USGBC NCR Women in Green Session 3: Building Leadership
#4wrd #USGBC #womeningreen
USGBC National Capital Region’s volunteer Women in Green Committee closed out their 2019 Culture of Courage series with a high tea and panel discussion on Building Leadership. Other sessions explored topics of Speaking Up and Authenticity, Solidarity, & Diversity. This series of events featured dynamic keynote speakers, thought-provoking conversations, and provided ample opportunity to network with professionals from diverse backgrounds. Linda Tobin, Nan Schramm, and I had the opportunity to attend this amazing event.
All the volunteers for the Green Committee along with Nan Schramm, the co-chair of the committee, were asked to participate in a teapot centerpiece challenge, with an emphasis on sustainability. The event icebreaker asked attendees to brain-storm ideas to arrive at LEED points for the teapots. The discussions were lively, refreshing, and brought in a bit of comic relief. There were LEED points for Indoor Air Quality (aroma of tea), Innovative technology (Steam-driven motors) along with Hot Tea Toddy (Thermal comfort)!
The diverse panel of women leaders included Leslie Cruz (CEO) from STEMconnector, Andrea Gourdine (Senior Development Manager) from Douglas Development, and Kim Pexton from JBG Smith. The Women in Green committee has been striving to make this a broader conversation, and not limiting it to only the construction industry. Panelists included developers who prioritize a community enrichment, and those promoting a STEM strong workforce. These speakers were pioneers in their chosen fields and this event showcased a refreshing self-moderated dialogue between themselves and the audience. They quizzed one another, goaded, and collaborated to bring forth an infused brew of knowledge, passion, and perseverance.
THE VALUE OF MENTORS
Andrea Gourdine related her story of calling the company which was developing a land parcel next to her residence and asking for a job, because she was passionate about its future development. She followed people’s advice when they asked her to go to business school. Her mantra was “Listen, do your research, and put a plan into action.” She emphasized doing what you love and capitalizing on one’s strengths.

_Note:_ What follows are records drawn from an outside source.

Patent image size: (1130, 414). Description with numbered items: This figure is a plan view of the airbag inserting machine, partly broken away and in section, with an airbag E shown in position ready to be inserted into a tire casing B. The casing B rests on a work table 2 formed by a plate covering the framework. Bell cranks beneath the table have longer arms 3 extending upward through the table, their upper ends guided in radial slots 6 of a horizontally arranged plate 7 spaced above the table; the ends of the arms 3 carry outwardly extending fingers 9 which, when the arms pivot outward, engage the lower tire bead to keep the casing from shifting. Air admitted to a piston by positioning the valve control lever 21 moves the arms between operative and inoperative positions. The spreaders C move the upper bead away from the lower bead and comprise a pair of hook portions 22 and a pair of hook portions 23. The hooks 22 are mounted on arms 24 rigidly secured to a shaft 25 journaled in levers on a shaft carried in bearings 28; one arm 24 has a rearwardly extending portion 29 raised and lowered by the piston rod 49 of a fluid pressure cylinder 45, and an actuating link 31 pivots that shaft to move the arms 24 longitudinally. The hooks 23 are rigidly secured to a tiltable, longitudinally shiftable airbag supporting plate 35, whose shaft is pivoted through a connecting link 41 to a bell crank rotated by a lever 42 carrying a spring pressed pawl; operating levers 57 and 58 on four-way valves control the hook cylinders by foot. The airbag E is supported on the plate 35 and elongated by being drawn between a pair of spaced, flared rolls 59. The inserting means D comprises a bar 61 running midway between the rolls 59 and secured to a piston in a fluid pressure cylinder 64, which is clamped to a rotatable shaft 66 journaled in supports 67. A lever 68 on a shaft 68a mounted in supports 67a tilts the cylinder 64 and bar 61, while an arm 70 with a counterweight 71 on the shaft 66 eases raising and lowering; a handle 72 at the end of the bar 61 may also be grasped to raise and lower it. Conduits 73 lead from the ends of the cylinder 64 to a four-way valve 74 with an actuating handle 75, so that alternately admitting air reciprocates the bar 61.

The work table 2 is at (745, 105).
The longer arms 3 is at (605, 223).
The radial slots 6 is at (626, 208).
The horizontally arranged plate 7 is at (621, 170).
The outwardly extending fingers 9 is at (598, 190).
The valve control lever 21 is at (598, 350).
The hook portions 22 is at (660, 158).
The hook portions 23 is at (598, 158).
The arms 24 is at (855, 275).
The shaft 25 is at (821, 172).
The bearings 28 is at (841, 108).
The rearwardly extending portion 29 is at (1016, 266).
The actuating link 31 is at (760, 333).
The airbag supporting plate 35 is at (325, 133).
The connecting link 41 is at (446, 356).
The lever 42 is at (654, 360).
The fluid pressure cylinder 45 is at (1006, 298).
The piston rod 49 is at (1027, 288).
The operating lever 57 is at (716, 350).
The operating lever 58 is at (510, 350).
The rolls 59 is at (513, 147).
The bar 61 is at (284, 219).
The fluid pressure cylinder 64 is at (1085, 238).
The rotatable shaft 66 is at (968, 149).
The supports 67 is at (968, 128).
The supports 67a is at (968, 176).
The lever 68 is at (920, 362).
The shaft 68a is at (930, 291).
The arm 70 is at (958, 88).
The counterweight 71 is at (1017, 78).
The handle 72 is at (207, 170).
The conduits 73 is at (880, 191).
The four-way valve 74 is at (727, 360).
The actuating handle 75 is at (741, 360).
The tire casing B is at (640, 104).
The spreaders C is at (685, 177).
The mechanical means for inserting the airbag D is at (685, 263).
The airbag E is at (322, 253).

Leslie Cruz joked about being mentor-less, in the literal sense. Her strength and resolve had stemmed from a tight network of friends, fellow moms, and her family. These were her hidden mentors, who had seen her through her ups and downs. “Being around the right people and giving yourself and others opportunities is essential,” she added.
Kim Pexton believes being a mentor or a mentee should be an organic process. Conversing with people, getting advice, and acting as a mentor to those around you, including family, ensures values are carried from generation to generation.
THE RIGHT TO BE IN A ROOM/TO HAVE A SEAT AT THE TABLE
“Don’t wait for an invitation. Go into the room knowing you belong there.” Being present at the table and serving as a role model to the people at the table are leadership qualities. It is imperative to be present in a discussion, to listen and collaborate, and be part of the conversation.
The Panelists related making many mistakes and taking the title without the rightful pay. Making leadership take note of one’s growth and contribution are an imperative to take the first step. A person who believes in their worth will negotiate for a better compensation. The fine art of negotiation showcases an individual’s character and intellectual curiosity, which is essential to a company’s success and growth. Being confident and knowing that you deserve the pay, and the title, is important to one’s growth.
BARRIERS TO BEING A FEMALE LEADER
There are many barriers that we place in front of ourselves, they are not always someone else’s doing. If we see a barrier ahead, we can try to envision it in a different light and get creative. Asking for help and trusting the team that is around you will help you achieve.
Jane Smith, who runs her own practice in New York and was part of the audience, added that as designers we tend to put money and compensation on the backburner. Without compensation, it would be hard to sustain our practice and eventually we would have no room to exercise our creativity.
Our place in society and workplace is so intrinsically molded to our individual awareness and sense of worth, that it becomes an essential part of our everyday discussions. It was exhilarating to see so many leaders and members of the community come together and take part in these events.
To grow, evolve, and engage more people in these conversations is what E4H envisions to achieve as its work culture. To have the freedom to explore and continuously learn ensures a healthy workplace and a progressive movement towards a more meaningful collaboration.